Recent headlines regarding the staffing of internal corporate investigations serve to raise again the question of when it is appropriate for the board to engage outside independent counsel, as opposed to working on the matter with their general counsel or regular outside counsel. 

Law and sound governance practice have long recognized that situations may arise from time to time to prompt the prudent governing board to consider the engagement of "independent counsel"; i.e., counsel other than the company's general counsel or regular outside counsel.

An obvious example is where the board seeks expertise in a particular area of law that neither the general counsel nor regular outside counsel possess.

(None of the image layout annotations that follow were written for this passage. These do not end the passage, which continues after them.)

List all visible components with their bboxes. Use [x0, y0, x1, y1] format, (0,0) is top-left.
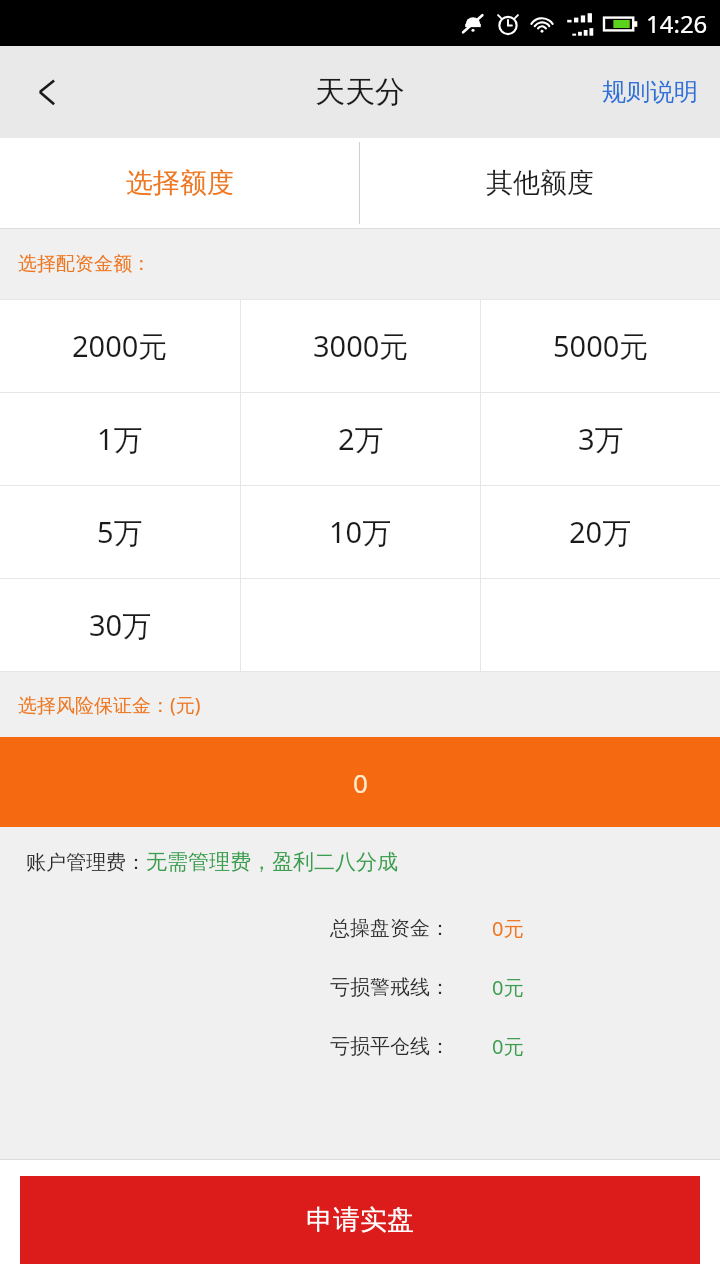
button[interactable]: 0 [0, 737, 720, 827]
staticText: 1万 [97, 419, 143, 459]
staticText: 5万 [97, 512, 143, 552]
button[interactable]: 规则说明 [580, 46, 720, 138]
button[interactable]: 选择额度 [0, 138, 359, 228]
button[interactable]: Back [0, 46, 96, 138]
staticText: 亏损警戒线： [330, 975, 450, 1000]
staticText: 选择风险保证金：(元) [18, 692, 201, 718]
staticText: 申请实盘 [306, 1203, 414, 1237]
button[interactable]: 2000元 [0, 300, 240, 392]
staticText: 3万 [578, 419, 624, 459]
button[interactable]: 3万 [481, 393, 720, 485]
button[interactable]: 30万 [0, 579, 240, 671]
staticText: 选择额度 [126, 166, 234, 200]
staticText: 亏损平仓线： [330, 1034, 450, 1059]
staticText: 14:26 [646, 7, 708, 40]
staticText: 20万 [569, 512, 632, 552]
button[interactable]: 申请实盘 [20, 1176, 700, 1264]
staticText: 账户管理费： [26, 850, 146, 875]
staticText: 选择配资金额： [18, 252, 151, 276]
staticText: 0元 [492, 915, 524, 942]
button[interactable]: 20万 [481, 486, 720, 578]
button[interactable]: 10万 [241, 486, 480, 578]
staticText: 无需管理费，盈利二八分成 [146, 849, 398, 875]
staticText: 天天分 [315, 73, 405, 111]
staticText: 规则说明 [602, 77, 698, 107]
button[interactable]: 其他额度 [360, 138, 720, 228]
staticText: 2000元 [72, 326, 168, 366]
staticText: 0元 [492, 1033, 524, 1060]
button[interactable]: 1万 [0, 393, 240, 485]
staticText: 其他额度 [486, 166, 594, 200]
staticText: 0 [353, 765, 368, 800]
staticText: 2万 [338, 419, 384, 459]
button[interactable]: 5万 [0, 486, 240, 578]
staticText: 30万 [89, 605, 152, 645]
button[interactable]: 3000元 [241, 300, 480, 392]
staticText: 10万 [329, 512, 392, 552]
staticText: 5000元 [553, 326, 649, 366]
staticText: 0元 [492, 974, 524, 1001]
staticText: 3000元 [313, 326, 409, 366]
button[interactable]: 2万 [241, 393, 480, 485]
staticText: 总操盘资金： [330, 916, 450, 941]
button[interactable]: 5000元 [481, 300, 720, 392]
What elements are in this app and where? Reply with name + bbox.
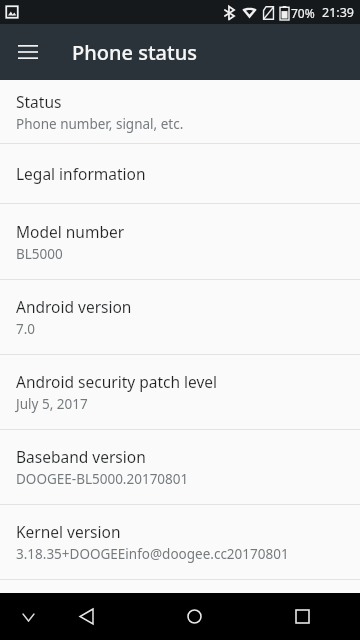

Other examples include the presence of credible allegations of wrongdoing by senior management, and transactions that present material actual or potential conflicts of interest by management (e.g., management buyouts or tender offers involving management). 

Certainly, internal investigations involving suspected or alleged wrongdoing by employees (especially those with pre-existing relationships with the general counsel and/or primary outside counsel) are typically conducted by independent counsel to the board. In addition, board-driven self evaluations are often conducted by independent counsel, particularly when the protection of the attorney-client privilege is sought.

Current public controversies in the entertainment, broadcasting and technology sectors provide a useful opportunity for the general counsel to revisit the circumstances in which it is appropriate for the board to seek independent legal advice, rather than use its general counsel or regular outside counsel.